Somos uma nação jovem, com pequenos períodos intercalados de democracia. Após o término da ditadura militar, em 1985, esta é a sétima eleição direta para Presidente da República. As instabilidades nas campanhas eleitorais no tocante às acusações pessoais, a falta de clareza nas propostas, a pouca profundidade ou a ausência de discussão de temas relevantes, se devem à tenra infância que vive nossa democracia. Não que isso justifique os erros dos candidatos. Não, de forma alguma. Mas serve para compreendermos melhor nosso desenvolvimento como sociedade.

Sob o aspecto eleitoral tivemos nesta campanha o efetivo uso da internet para propaganda eleitoral oficial dos candidatos e também para manifestações políticas dos eleitores por meio de sites, blogs, Facebook e twitter. Dada a inadiável necessidade de diminuição dos custos de campanha, temos na internet o futuro da propaganda eleitoral, ao lado do rádio e TV, eliminando-se propagandas em papel, bonecos, cavaletes e faixas, para o bem do trânsito de veículos e do meio ambiente.

Vimos também o lado negativo do uso da internet por meio da propagação de calúnias e difamações aos candidatos e também de discursos de ódio após as eleições, por meio de mensagens separatistas e preconceituosas contra o Norte e Nordeste do país.
Importante registrar que as manifestações da internet são passíveis de sanções civis e criminais e cabe a cada cidadão se manifestar com maturidade e responsabilidade.

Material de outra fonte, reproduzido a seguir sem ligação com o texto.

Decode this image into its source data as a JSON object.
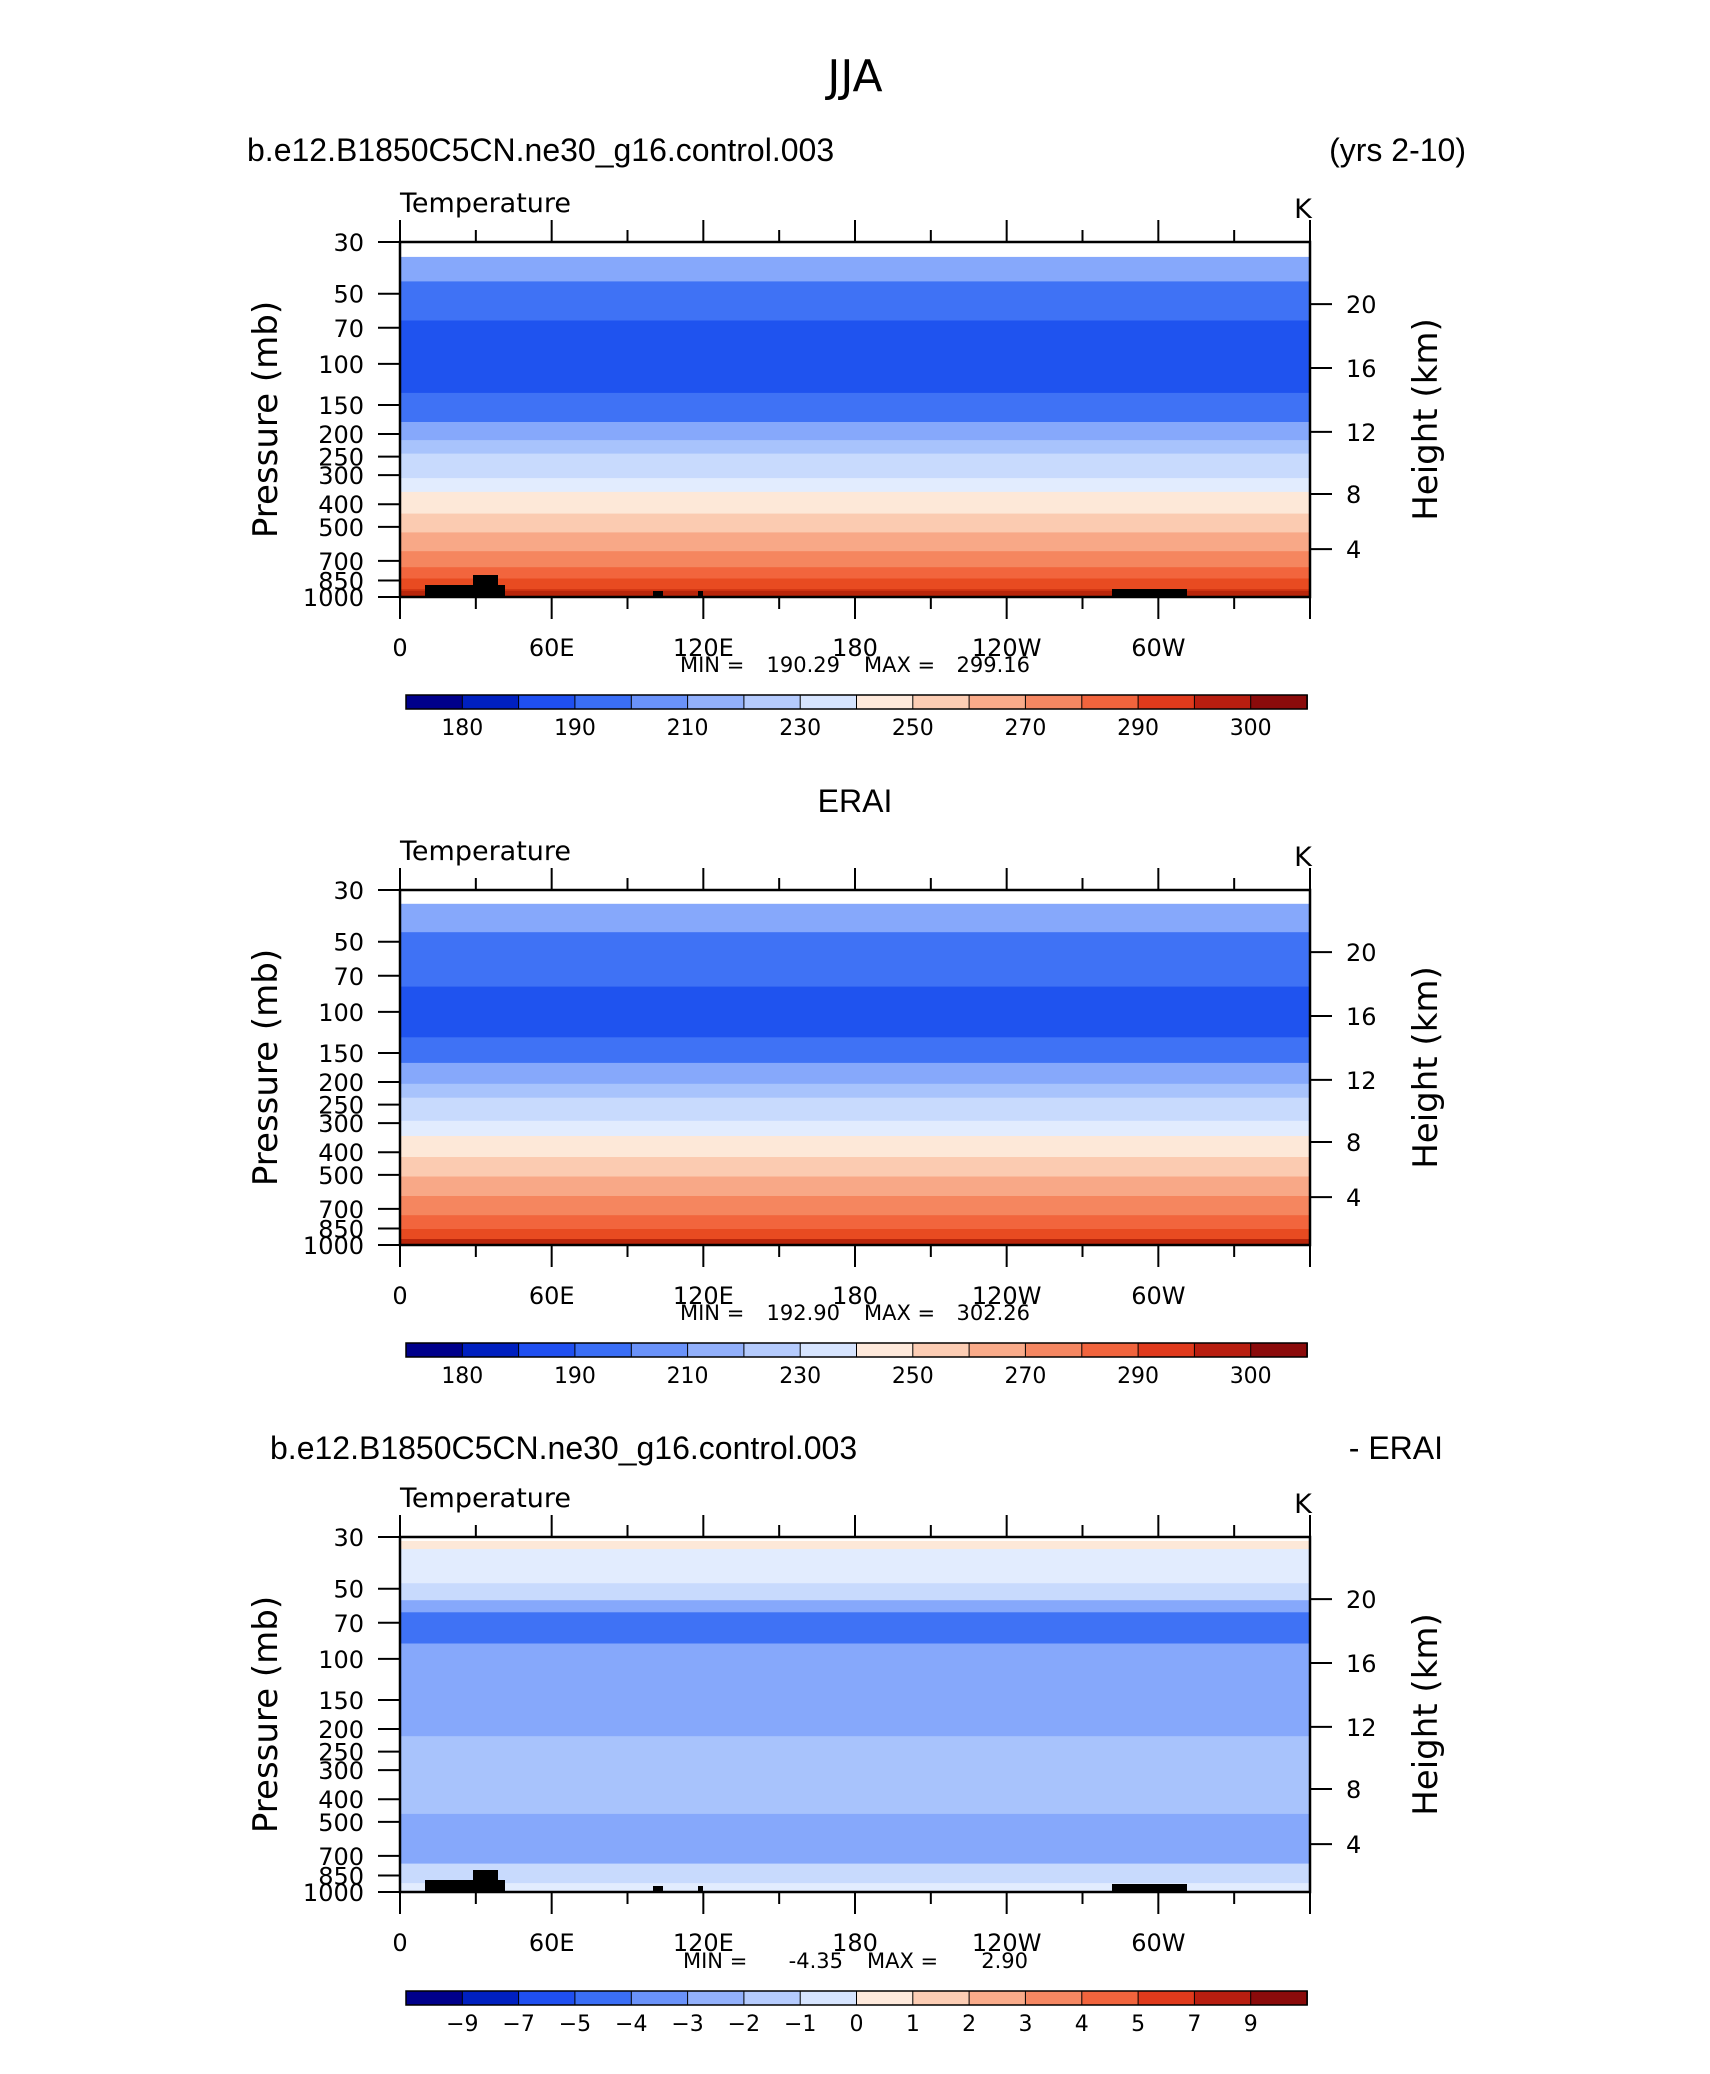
{
  "title": "JJA",
  "panels": [
    {
      "id": "model",
      "header_left": "b.e12.B1850C5CN.ne30_g16.control.003",
      "header_center": "",
      "header_right": "(yrs 2-10)",
      "variable": "Temperature",
      "units": "K",
      "min_label": "MIN =",
      "min_value": "190.29",
      "max_label": "MAX =",
      "max_value": "299.16",
      "colorbar_labels": [
        "180",
        "190",
        "210",
        "230",
        "250",
        "270",
        "290",
        "300"
      ],
      "band_colors": [
        "#ffffff",
        "#86a8fb",
        "#3f72f5",
        "#1f53ef",
        "#3f72f5",
        "#86a8fb",
        "#a8c3fc",
        "#c8dafd",
        "#e2ecfe",
        "#fde8d8",
        "#fbcbb1",
        "#f8a887",
        "#f5865f",
        "#f2653d",
        "#e84b21",
        "#cf3412"
      ],
      "band_breaks": [
        0.0,
        0.042,
        0.111,
        0.221,
        0.425,
        0.507,
        0.558,
        0.596,
        0.665,
        0.704,
        0.765,
        0.818,
        0.871,
        0.916,
        0.948,
        0.978,
        1.0
      ],
      "topography": true
    },
    {
      "id": "obs",
      "header_left": "",
      "header_center": "ERAI",
      "header_right": "",
      "variable": "Temperature",
      "units": "K",
      "min_label": "MIN =",
      "min_value": "192.90",
      "max_label": "MAX =",
      "max_value": "302.26",
      "colorbar_labels": [
        "180",
        "190",
        "210",
        "230",
        "250",
        "270",
        "290",
        "300"
      ],
      "band_colors": [
        "#ffffff",
        "#86a8fb",
        "#3f72f5",
        "#1f53ef",
        "#3f72f5",
        "#86a8fb",
        "#a8c3fc",
        "#c8dafd",
        "#e2ecfe",
        "#fde8d8",
        "#fbcbb1",
        "#f8a887",
        "#f5865f",
        "#f2653d",
        "#e84b21",
        "#cf3412"
      ],
      "band_breaks": [
        0.0,
        0.039,
        0.119,
        0.272,
        0.415,
        0.487,
        0.546,
        0.585,
        0.65,
        0.693,
        0.752,
        0.807,
        0.862,
        0.916,
        0.955,
        0.985,
        1.0
      ],
      "topography": false
    },
    {
      "id": "diff",
      "header_left": "b.e12.B1850C5CN.ne30_g16.control.003",
      "header_center": "",
      "header_right": "- ERAI",
      "variable": "Temperature",
      "units": "K",
      "min_label": "MIN =",
      "min_value": "-4.35",
      "max_label": "MAX =",
      "max_value": "2.90",
      "colorbar_labels": [
        "-9",
        "-7",
        "-5",
        "-4",
        "-3",
        "-2",
        "-1",
        "0",
        "1",
        "2",
        "3",
        "4",
        "5",
        "7",
        "9"
      ],
      "band_colors": [
        "#ffffff",
        "#fde8d8",
        "#e2ecfe",
        "#c8dafd",
        "#86a8fb",
        "#3f72f5",
        "#86a8fb",
        "#a8c3fc",
        "#86a8fb",
        "#c8dafd",
        "#e2ecfe"
      ],
      "band_breaks": [
        0.0,
        0.011,
        0.034,
        0.13,
        0.178,
        0.212,
        0.3,
        0.561,
        0.78,
        0.92,
        0.975,
        1.0
      ],
      "topography": true
    }
  ],
  "axes": {
    "y_left_label": "Pressure (mb)",
    "y_right_label": "Height (km)",
    "pressure_ticks": [
      "30",
      "50",
      "70",
      "100",
      "150",
      "200",
      "250",
      "300",
      "400",
      "500",
      "700",
      "850",
      "1000"
    ],
    "height_ticks": [
      "20",
      "16",
      "12",
      "8",
      "4"
    ],
    "lon_ticks": [
      "0",
      "60E",
      "120E",
      "180",
      "120W",
      "60W"
    ]
  },
  "colors": {
    "colorbar": [
      "#00008b",
      "#0020c0",
      "#1f4ff0",
      "#3a6ef6",
      "#6a92f9",
      "#92b0fb",
      "#b5cbfd",
      "#d6e4fe",
      "#fee9db",
      "#fccdb4",
      "#f9ab8a",
      "#f58762",
      "#f1643d",
      "#e03a1c",
      "#b81e10",
      "#8b0b0b"
    ],
    "topography": "#000000"
  }
}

Cabe, também aos candidatos, uma reflexão para que possam analisar até que ponto incentivaram as manifestações preconceituosas da população.

Passadas as eleições temos agora que pensar no futuro de nosso país, com a população unida em torno do bem comum, deixando de lado o discurso de “nós e eles”. Que esta eleição presidencial tão acirrada possa despertar na população o pleno exercício da cidadania, acompanhando e fiscalizando os candidatos eleitos, em todas as esferas, para que nas próximas eleições possamos discutir propostas voltadas ao futuro do país.

Peter Panutto
Diretor da Faculdade de Direito da PUC-Campinas e especialista em Direito Eleitoral.